Our study had several limitations. First, it had a retrospective design and was conducted at a single institution, which would have unavoidably introduced selection bias. Second, the determination of subtype based on immunohistochemistry might not correspond to the molecular subtype in the gene expression profile. Third, we did not analyze actual survival data and the clinical impact on prognosis because of the short follow-up period. As there may be an association between SUVmax and the prognosis of breast cancer, more thorough investigations of larger cohorts with respect to the association between FDG accumulation and prognosis might yield more precise results.
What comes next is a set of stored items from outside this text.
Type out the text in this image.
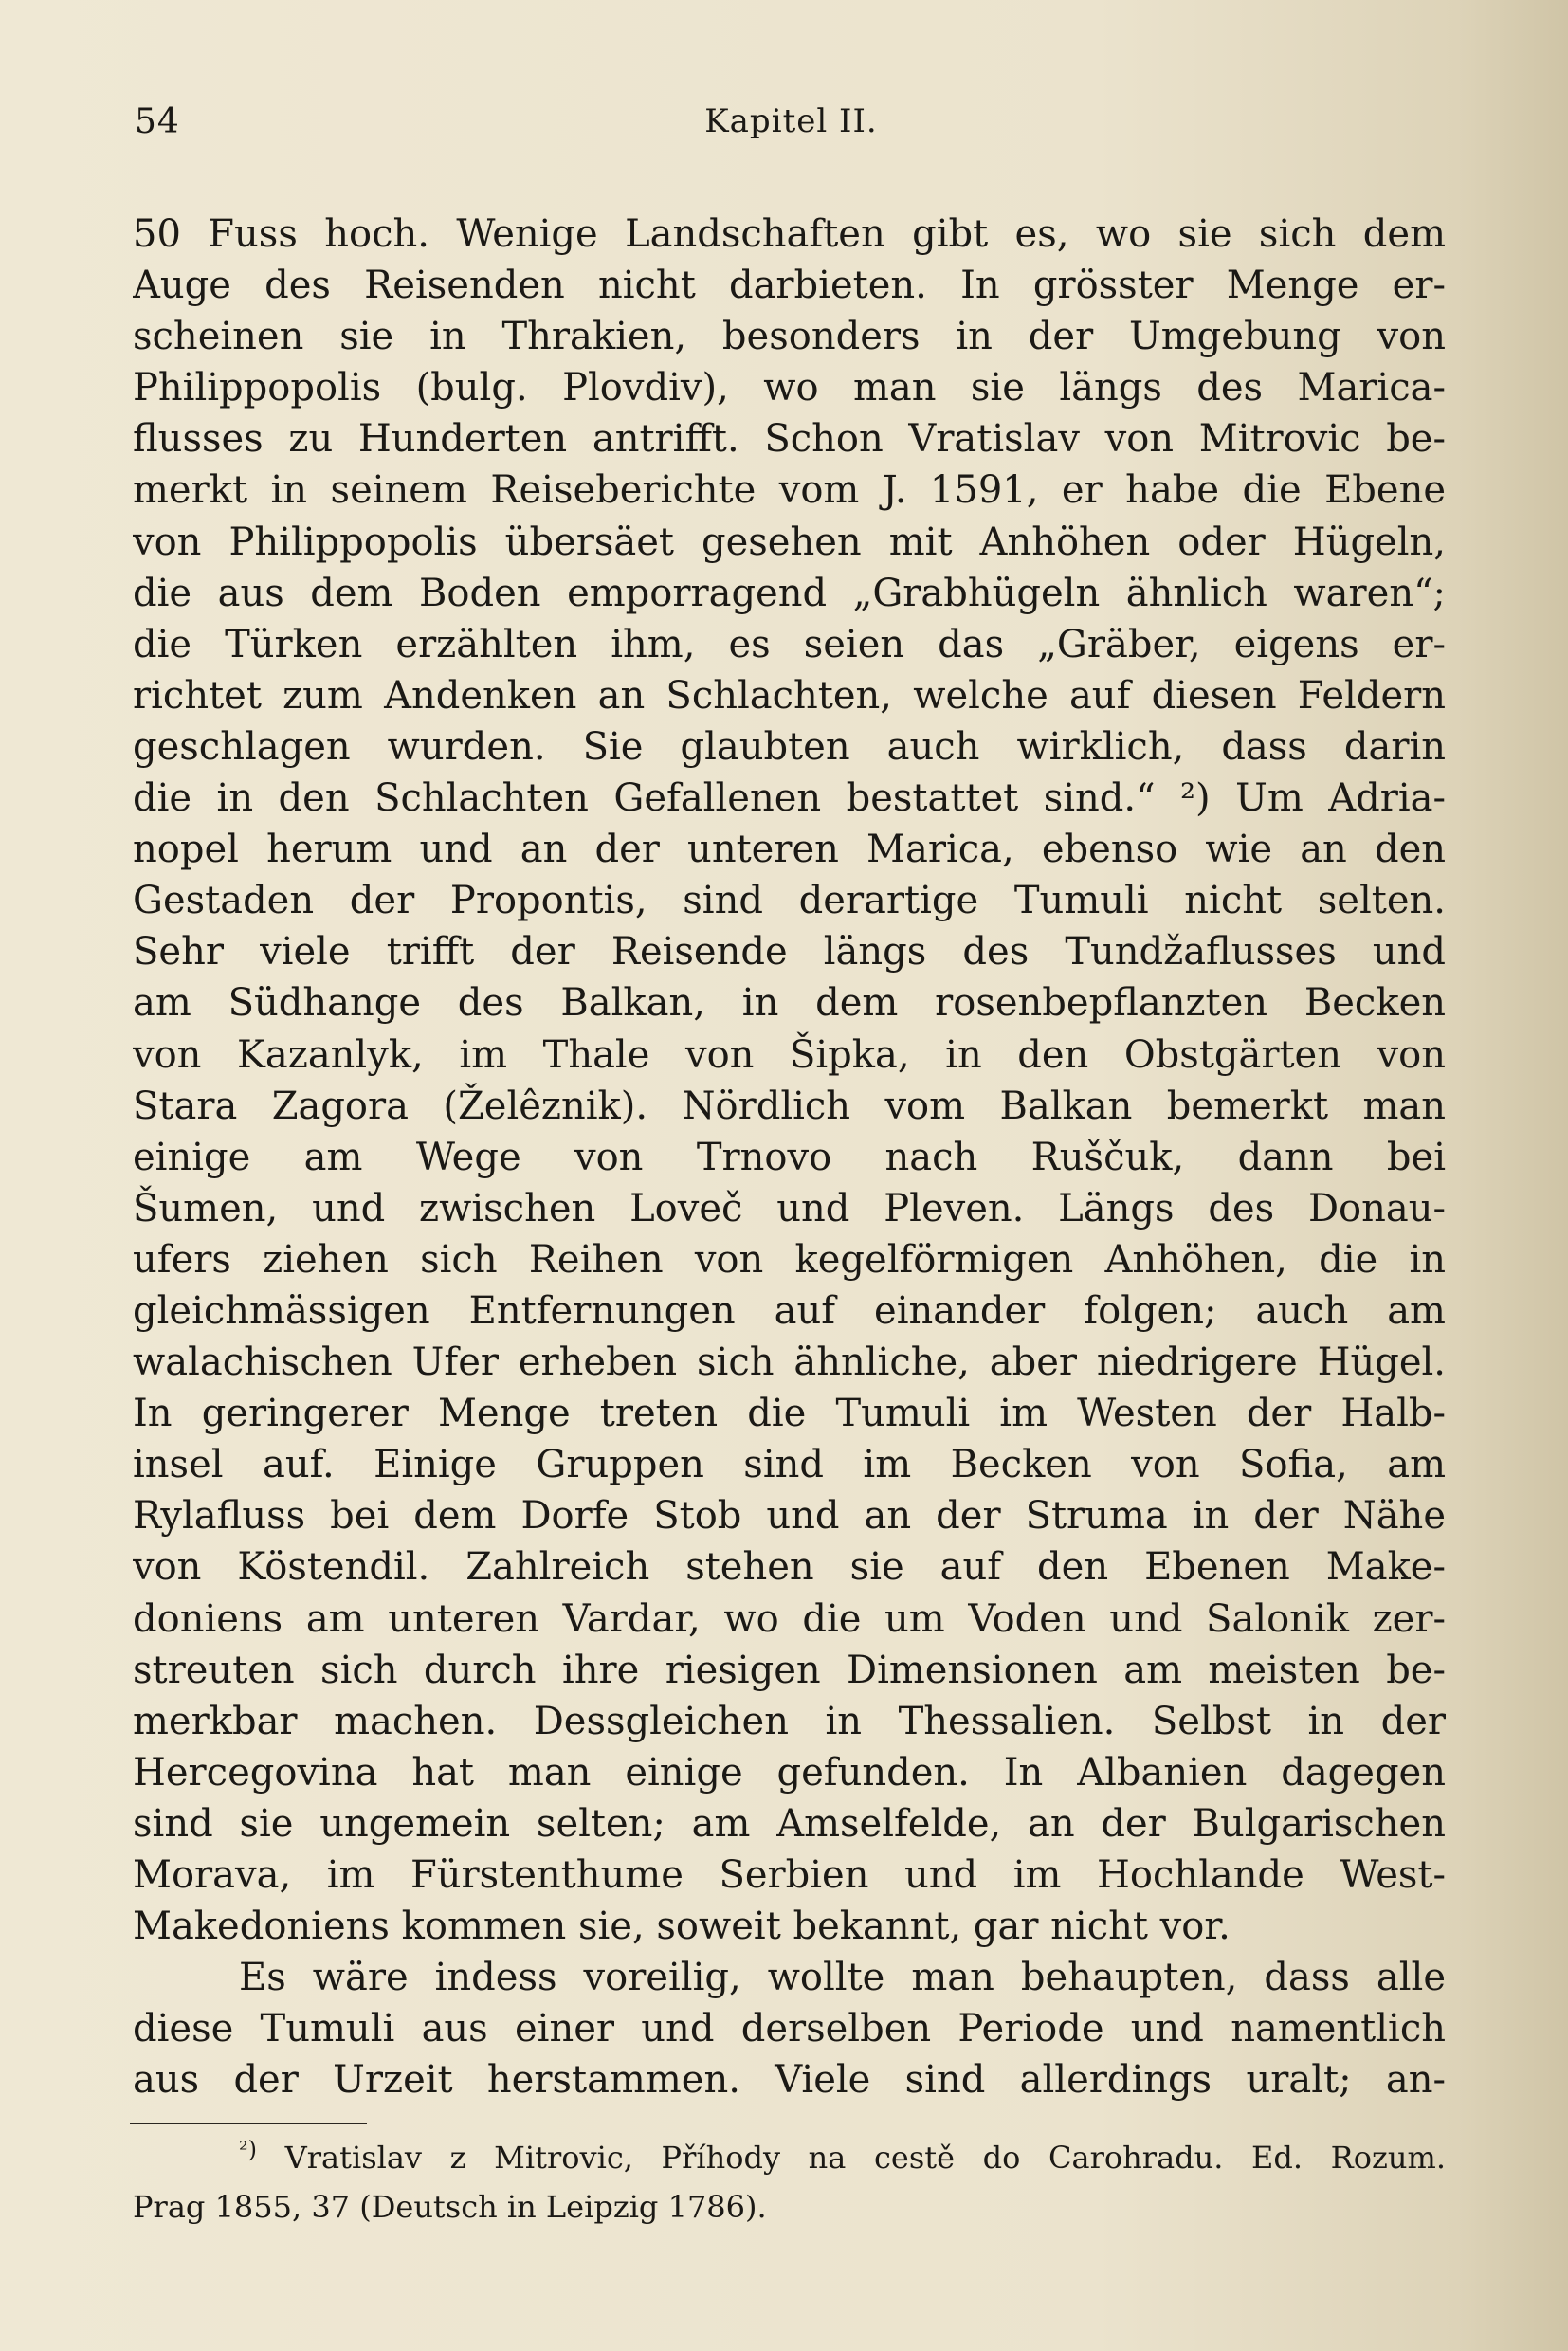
54	Kapitel II.
50 Fuss hoch. Wenige Landschaften gibt es, wo sie sich dem
Auge des Reisenden nicht darbieten. In grösster Menge er-
scheinen sie in Thrakien, besonders in der Umgebung von
Philippopolis (bulg. Plovdiv), wo man sie längs des Marica-
flusses zu Hunderten antrifft. Schon Vratislav von Mitrovic be-
merkt in seinem Reiseberichte vom J. 1591, er habe die Ebene
von Philippopolis übersäet gesehen mit Anhöhen oder Hügeln,
die aus dem Boden emporragend „Grabhügeln ähnlich waren“;
die Türken erzählten ihm, es seien das „Gräber, eigens er-
richtet zum Andenken an Schlachten, welche auf diesen Feldern
geschlagen wurden. Sie glaubten auch wirklich, dass darin
die in den Schlachten Gefallenen bestattet sind.“ ²) Um Adria-
nopel herum und an der unteren Marica, ebenso wie an den
Gestaden der Propontis, sind derartige Tumuli nicht selten.
Sehr viele trifft der Reisende längs des Tundžaflusses und
am Südhange des Balkan, in dem rosenbepflanzten Becken
von Kazanlyk, im Thale von Šipka, in den Obstgärten von
Stara Zagora (Želêznik). Nördlich vom Balkan bemerkt man
einige am Wege von Trnovo nach Ruščuk, dann bei
Šumen, und zwischen Loveč und Pleven. Längs des Donau-
ufers ziehen sich Reihen von kegelförmigen Anhöhen, die in
gleichmässigen Entfernungen auf einander folgen; auch am
walachischen Ufer erheben sich ähnliche, aber niedrigere Hügel.
In geringerer Menge treten die Tumuli im Westen der Halb-
insel auf. Einige Gruppen sind im Becken von Sofia, am
Rylafluss bei dem Dorfe Stob und an der Struma in der Nähe
von Köstendil. Zahlreich stehen sie auf den Ebenen Make-
doniens am unteren Vardar, wo die um Voden und Salonik zer-
streuten sich durch ihre riesigen Dimensionen am meisten be-
merkbar machen. Dessgleichen in Thessalien. Selbst in der
Hercegovina hat man einige gefunden. In Albanien dagegen
sind sie ungemein selten; am Amselfelde, an der Bulgarischen
Morava, im Fürstenthume Serbien und im Hochlande West-
Makedoniens kommen sie, soweit bekannt, gar nicht vor.
Es wäre indess voreilig, wollte man behaupten, dass alle
diese Tumuli aus einer und derselben Periode und namentlich
aus der Urzeit herstammen. Viele sind allerdings uralt; an-
$^{^2)}$ Vratislav z Mitrovic, Příhody na cestě do Carohradu. Ed. Rozum.
Prag 1855, 37 (Deutsch in Leipzig 1786).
Our study demonstrates that the SUVmax value on FDG-PET/CT is shown to have significant positive relationships with several parameters of pathological status in patients with T1-T2 breast cancer but no LN metastasis. A higher SUVmax is evident in more biologically aggressive tumors. Even in early-stage breast cancer patients, FDG-PET/CT of the pre-treatment is useful for providing additional information and predicting malignant behavior and prognosis.